We had considered renting a car in Porto and driving south, stopping in a few places along the way and then dropping it off in Lisbon. Despite rental cars being dirt cheap in Portugal, we heard too many horror stories about bad driving and disreputable car rental companies. What sealed the deal was finding first class train tickets for only a few Euro more than regular ones – pays to book ahead. We brought a picnic along and enjoyed our almost empty car for the three hour journey from Porto to Lisbon.
Arriving in Lisbon, we walked in light rain to our apartment in the Alfama neighborhood. Lisbon is the capital of Portugal and one of the oldest cities in the world, with Pre-Celtic and Phoenician roots. Unfortunately, in 1755 a huge earthquake, tsunami and ensuing fires destroyed a huge portion of the city. The new part was built in a grid using more flexible methods to withstand future quakes. The Alfama is the oldest district and comes from the Arabic word meaning baths. It was the Moors’ whole city and is a labyrinth of walking streets and small cobbled plazas. It reminded me of the Albayzín in Granada, Spain – also with Moorish roots.
On our first full day, we opted to get a public transit day pass, partially because of the immense blisters on the bottoms of my toes, and partly because of the pouring rain. Our first stop was the Museu Nacional do Azulejos, which is a great collection of the painted tiles typical of the area. Riki took a ton of photos, which I assume will manifest themselves in some of his art in the future. The incredible patterns still adorn so many buildings in Portugal and the museum explains the process and history of the tiles.
From the museum, we took an incredibly packed tram to Belém, which translates to Bethlehem, a suburb about 30 minutes west of Lisbon. It is home to a number of national monuments and public spaces. The Belém tower is a UNESCO site from the 16th century. It was used as protection of the estuary and the gateway to Lisbon.
Just upriver from the tower is a monument commemorating the Portuguese discoverers. It shows Henry the Navigator and is made to look kind of like the front of a boat. Behind it in the plaza is a world map showing the routes the Portuguese took.
Since it was still pouring, we ventured into the free Berardo Museum of Modern Art. And while you can encounter some interesting artists here, like Picasso, Dali and Warhol, there are a plethora of pieces I just don’t get. The solid black canvas for instance. But that’s just me, and Riki. Those rooms we cruised through.
Still in the rain, we walked to the Jerónimos Monastery, where upon discovering the 10 Euro entrance fee, opted for the free church next door, which sported some amazing Gothic features, and the tombs of Vasco de Gama and a poet, Luís de Camões.
The weather was looking a bit better on our second full day, so we decided to take the train to Sintra. Sintra is an old resort town just outside of Lisbon. It is scattered with palaces and villas and was probably the highlight of our trip. The Pena Palace, a 19th century UNESCO site is probably the most iconic palace in Sintra. The palace is a converted monastery and was the summer residence of the kings. It is brightly painted with incredible Portuguese Romanticism architecture.
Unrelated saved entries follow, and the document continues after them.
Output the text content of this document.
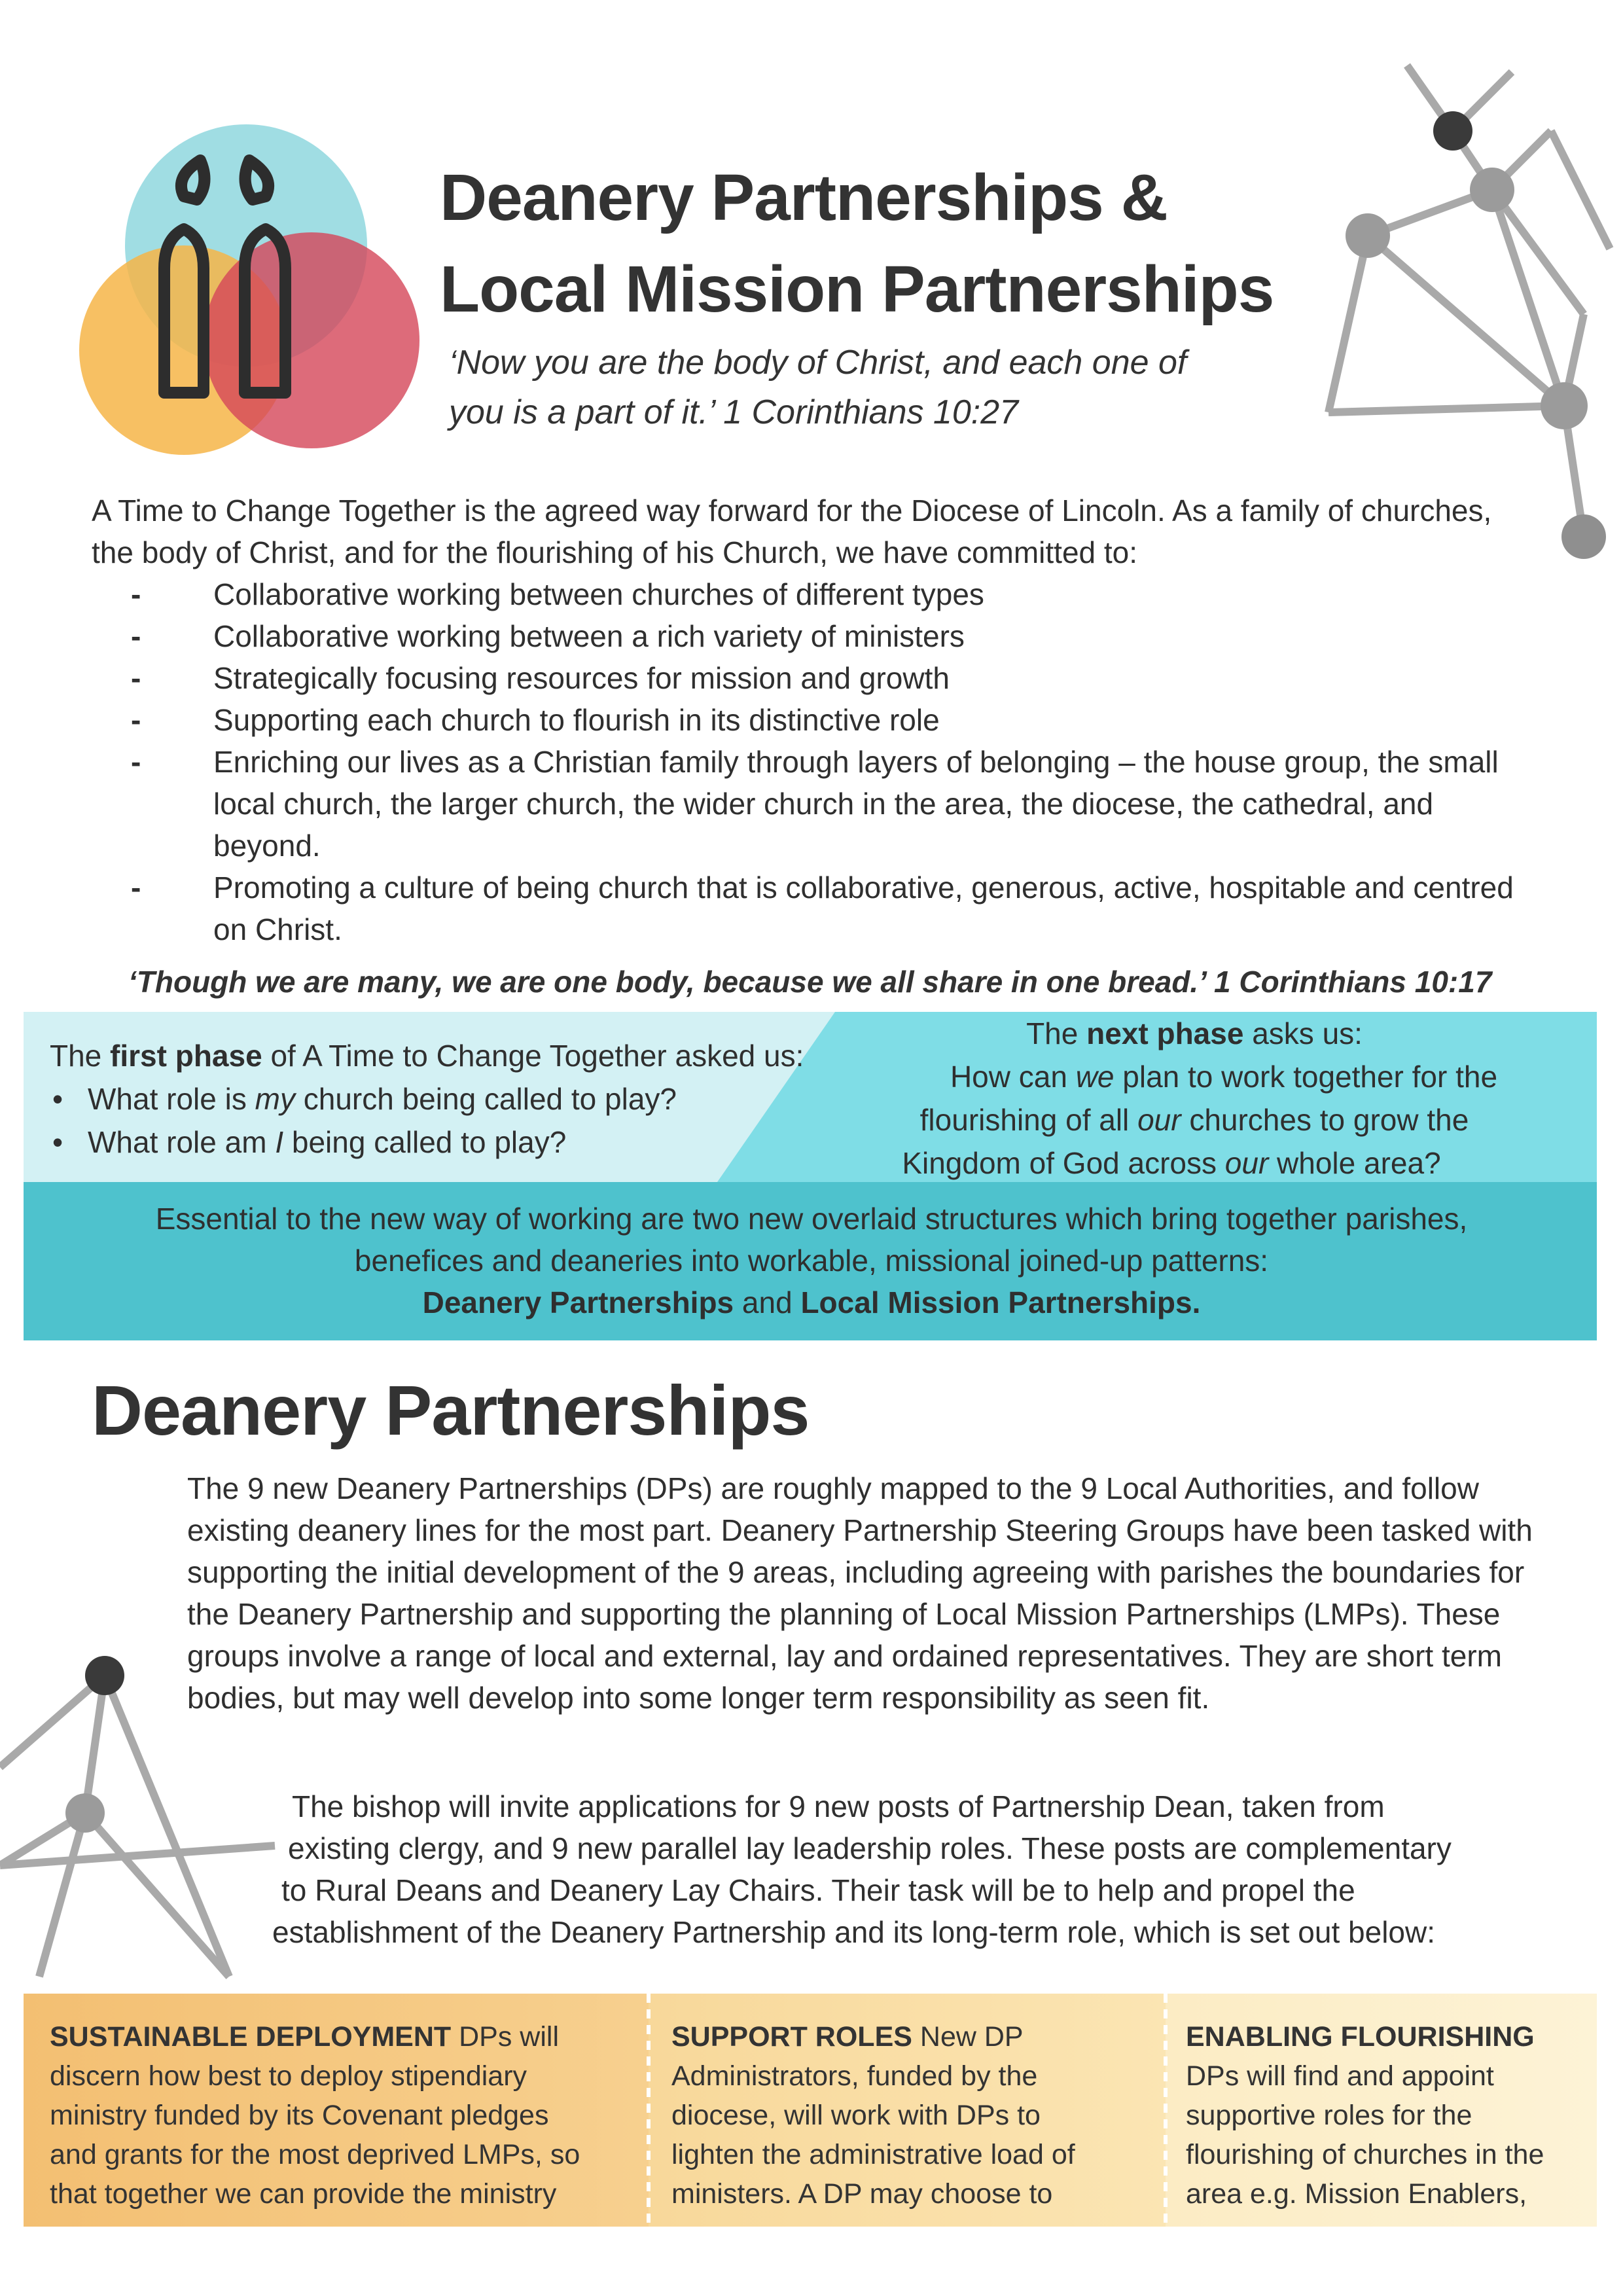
Deanery Partnerships &
Local Mission Partnerships
‘Now you are the body of Christ, and each one of
you is a part of it.’ 1 Corinthians 10:27
A Time to Change Together is the agreed way forward for the Diocese of Lincoln. As a family of churches, the body of Christ, and for the flourishing of his Church, we have committed to:
- Collaborative working between churches of different types
- Collaborative working between a rich variety of ministers
- Strategically focusing resources for mission and growth
- Supporting each church to flourish in its distinctive role
- Enriching our lives as a Christian family through layers of belonging – the house group, the small local church, the larger church, the wider church in the area, the diocese, the cathedral, and beyond.
- Promoting a culture of being church that is collaborative, generous, active, hospitable and centred on Christ.
‘Though we are many, we are one body, because we all share in one bread.’ 1 Corinthians 10:17
The first phase of A Time to Change Together asked us:
• What role is my church being called to play?
• What role am I being called to play?
The next phase asks us:
How can we plan to work together for the
flourishing of all our churches to grow the
Kingdom of God across our whole area?
Essential to the new way of working are two new overlaid structures which bring together parishes,
benefices and deaneries into workable, missional joined-up patterns:
Deanery Partnerships and Local Mission Partnerships.
Deanery Partnerships
The 9 new Deanery Partnerships (DPs) are roughly mapped to the 9 Local Authorities, and follow existing deanery lines for the most part. Deanery Partnership Steering Groups have been tasked with supporting the initial development of the 9 areas, including agreeing with parishes the boundaries for the Deanery Partnership and supporting the planning of Local Mission Partnerships (LMPs). These groups involve a range of local and external, lay and ordained representatives. They are short term bodies, but may well develop into some longer term responsibility as seen fit.
The bishop will invite applications for 9 new posts of Partnership Dean, taken from
existing clergy, and 9 new parallel lay leadership roles. These posts are complementary
to Rural Deans and Deanery Lay Chairs. Their task will be to help and propel the
establishment of the Deanery Partnership and its long-term role, which is set out below:
SUSTAINABLE DEPLOYMENT DPs will
discern how best to deploy stipendiary
ministry funded by its Covenant pledges
and grants for the most deprived LMPs, so
that together we can provide the ministry
SUPPORT ROLES New DP
Administrators, funded by the
diocese, will work with DPs to
lighten the administrative load of
ministers. A DP may choose to
ENABLING FLOURISHING
DPs will find and appoint
supportive roles for the
flourishing of churches in the
area e.g. Mission Enablers,
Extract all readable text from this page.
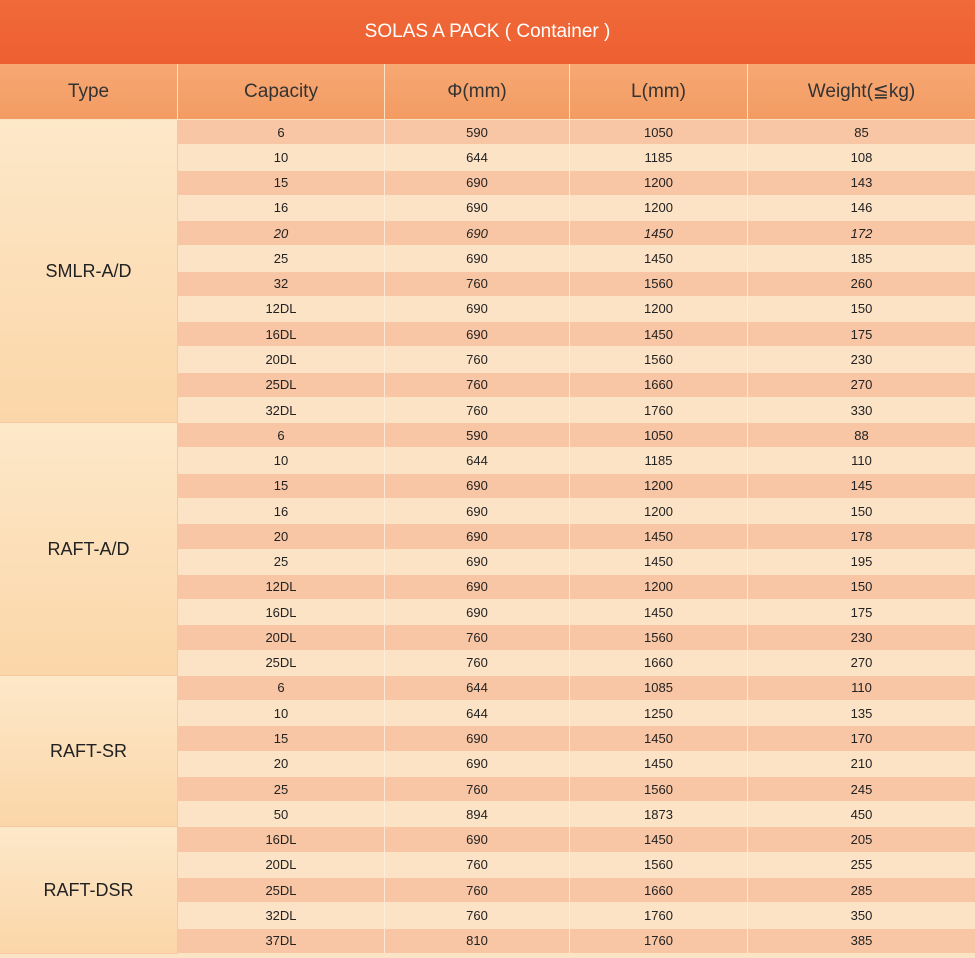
SOLAS A PACK ( Container )
Type	Capacity	Φ(mm)	L(mm)	Weight(≦kg)
SMLR-A/D
6	590	1050	85
10	644	1185	108
15	690	1200	143
16	690	1200	146
20	690	1450	172
25	690	1450	185
32	760	1560	260
12DL	690	1200	150
16DL	690	1450	175
20DL	760	1560	230
25DL	760	1660	270
32DL	760	1760	330
RAFT-A/D
6	590	1050	88
10	644	1185	110
15	690	1200	145
16	690	1200	150
20	690	1450	178
25	690	1450	195
12DL	690	1200	150
16DL	690	1450	175
20DL	760	1560	230
25DL	760	1660	270
RAFT-SR
6	644	1085	110
10	644	1250	135
15	690	1450	170
20	690	1450	210
25	760	1560	245
50	894	1873	450
RAFT-DSR
16DL	690	1450	205
20DL	760	1560	255
25DL	760	1660	285
32DL	760	1760	350
37DL	810	1760	385
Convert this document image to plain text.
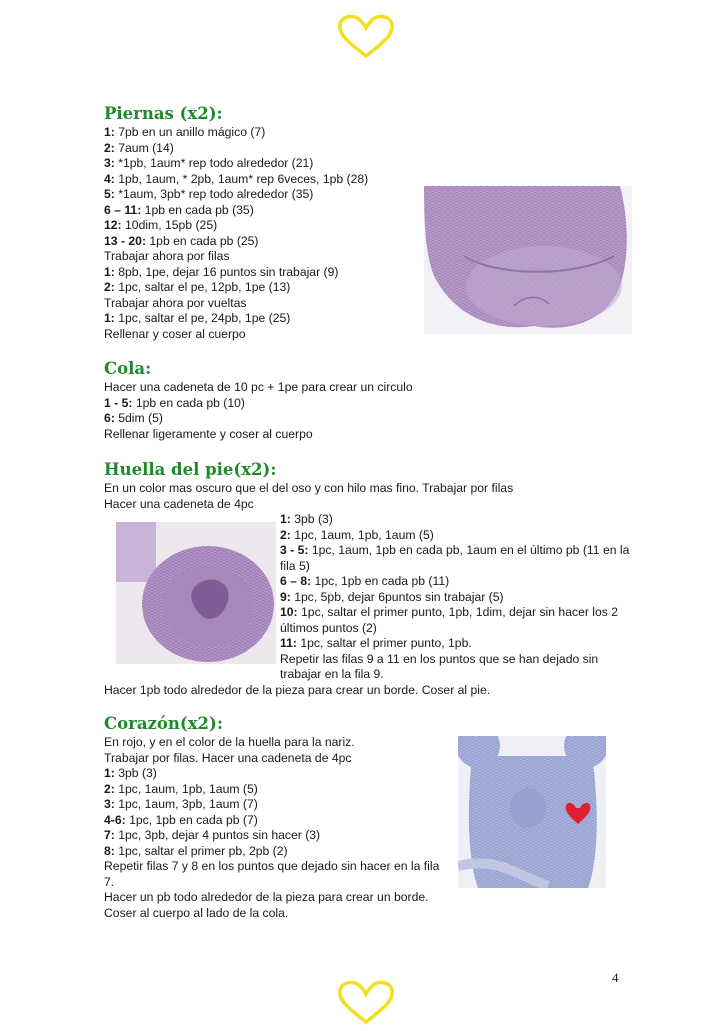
Piernas (x2):
1: 7pb en un anillo mágico (7)
2: 7aum (14)
3: *1pb, 1aum* rep todo alrededor (21)
4: 1pb, 1aum, * 2pb, 1aum* rep 6veces, 1pb (28)
5: *1aum, 3pb* rep todo alrededor (35)
6 – 11: 1pb en cada pb (35)
12: 10dim, 15pb (25)
13 - 20: 1pb en cada pb (25)
Trabajar ahora por filas
1: 8pb, 1pe, dejar 16 puntos sin trabajar (9)
2: 1pc, saltar el pe, 12pb, 1pe (13)
Trabajar ahora por vueltas
1: 1pc, saltar el pe, 24pb, 1pe (25)
Rellenar y coser al cuerpo
Cola:
Hacer una cadeneta de 10 pc + 1pe para crear un circulo
1 - 5: 1pb en cada pb (10)
6: 5dim (5)
Rellenar ligeramente y coser al cuerpo
Huella del pie(x2):
En un color mas oscuro que el del oso y con hilo mas fino. Trabajar por filas
Hacer una cadeneta de 4pc
1: 3pb (3)
2: 1pc, 1aum, 1pb, 1aum (5)
3 - 5: 1pc, 1aum, 1pb en cada pb, 1aum en el último pb (11 en la fila 5)
6 – 8: 1pc, 1pb en cada pb (11)
9: 1pc, 5pb, dejar 6puntos sin trabajar (5)
10: 1pc, saltar el primer punto, 1pb, 1dim, dejar sin hacer los 2 últimos puntos (2)
11: 1pc, saltar el primer punto, 1pb.
Repetir las filas 9 a 11 en los puntos que se han dejado sin trabajar en la fila 9.
Hacer 1pb todo alrededor de la pieza para crear un borde. Coser al pie.
Corazón(x2):
En rojo, y en el color de la huella para la nariz.
Trabajar por filas. Hacer una cadeneta de 4pc
1: 3pb (3)
2: 1pc, 1aum, 1pb, 1aum (5)
3: 1pc, 1aum, 3pb, 1aum (7)
4-6: 1pc, 1pb en cada pb (7)
7: 1pc, 3pb, dejar 4 puntos sin hacer (3)
8: 1pc, saltar el primer pb, 2pb (2)
Repetir filas 7 y 8 en los puntos que dejado sin hacer en la fila 7.
Hacer un pb todo alrededor de la pieza para crear un borde. Coser al cuerpo al lado de la cola.
4
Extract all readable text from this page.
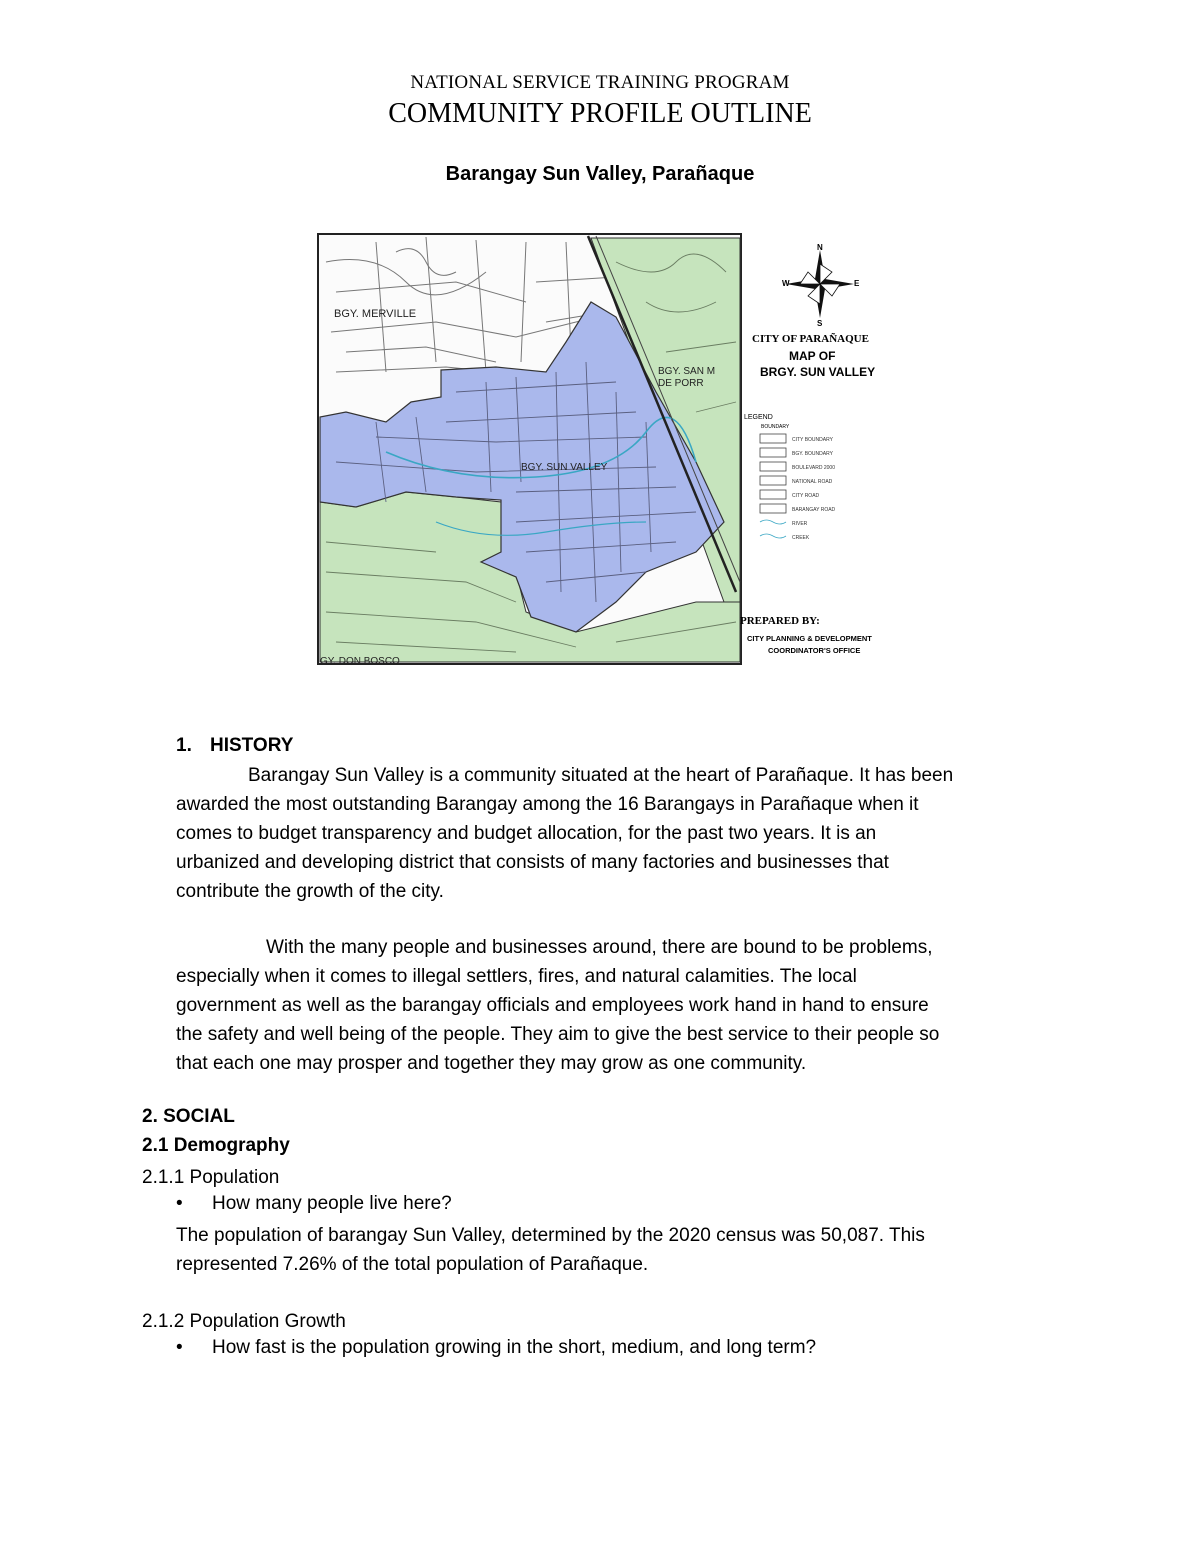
NATIONAL SERVICE TRAINING PROGRAM
COMMUNITY PROFILE OUTLINE
Barangay Sun Valley, Parañaque
BGY. MERVILLE
BGY. SAN M
DE PORR
BGY. SUN VALLEY
GY. DON BOSCO
N
S
W	E
CITY OF PARAÑAQUE
MAP OF
BRGY. SUN VALLEY
LEGEND
BOUNDARY
CITY BOUNDARY
BGY. BOUNDARY
BOULEVARD 2000
NATIONAL ROAD
CITY ROAD
BARANGAY ROAD
RIVER
CREEK
PREPARED BY:
CITY PLANNING & DEVELOPMENT
COORDINATOR'S OFFICE
1. HISTORY
Barangay Sun Valley is a community situated at the heart of Parañaque. It has been
awarded the most outstanding Barangay among the 16 Barangays in Parañaque when it
comes to budget transparency and budget allocation, for the past two years. It is an
urbanized and developing district that consists of many factories and businesses that
contribute the growth of the city.
With the many people and businesses around, there are bound to be problems,
especially when it comes to illegal settlers, fires, and natural calamities. The local
government as well as the barangay officials and employees work hand in hand to ensure
the safety and well being of the people. They aim to give the best service to their people so
that each one may prosper and together they may grow as one community.
2. SOCIAL
2.1 Demography
2.1.1 Population
• How many people live here?
The population of barangay Sun Valley, determined by the 2020 census was 50,087. This
represented 7.26% of the total population of Parañaque.
2.1.2 Population Growth
• How fast is the population growing in the short, medium, and long term?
Despite arriving just in time for the Pena Palace opening, we had to ride a very packed bus up the hill. Luckily, we were still able to beat the crowds and Riki got some amazing pictures without too many people.
After touring the palace, we used what little sun was left to explore the neighboring gardens and park. There is a microclimate in Sintra and the surrounding forests were lush and green. And in true Riki fashion, we went in search of good views.
And we found them, after climbing up rocks and through trees.
We then walked back up hill to the Moorish castle, a 10th century Muslim fort. It was an outpost for Lisbon and a control tower for the Atlantic and the north. The sun had pretty much disappeared by the time we got here. Though the views were nice, it should probably be visited before the Pena Palace, because it is not much more than a pile of rocks in comparison. There is an interesting archaeological site and the free binoculars let you check out the neighboring palaces.
We spent the following two days wandering Lisbon, eating octopus (Riki) and Pastels de Nata(me), a delicious mini custard found almost everywhere.
On our last day we discovered a market near Cais do Sodré where 20-something of the best restaurants are invited to have booths. You can order a dish (octopus if your name is Riki) from any of the booths and then sit casually at long tables. They even have a bunch of bars, so you can mix and match from all over. This is especially useful if not everyone wants just octopus.
The coolest free thing we discovered was the Núcleo Arqueológico da Rua dos Correeiros. A bank sponsors a guided tour, in English, under their building where you can see remnants from the 5th-3rd centuries BC. They explained the history of Lisbon providing fish for the Romans, the Islamic occupation and how the earthquake changed the way Lisbon’s buildings were constructed. They even have a 5th-9th century skeleton displayed in his final resting place. And the whole time you are walking around in the basement of a modern bank, trying not to hit your head as you wander through layers of history.
For our last meal, we went back to the Time Out market, so someone could have more octopus. The next morning we took a 10 Euro taxi to the airport, an unheard of thing for us, but when your $50 round trip flight leaves at 7:05 am, public transit is not an option.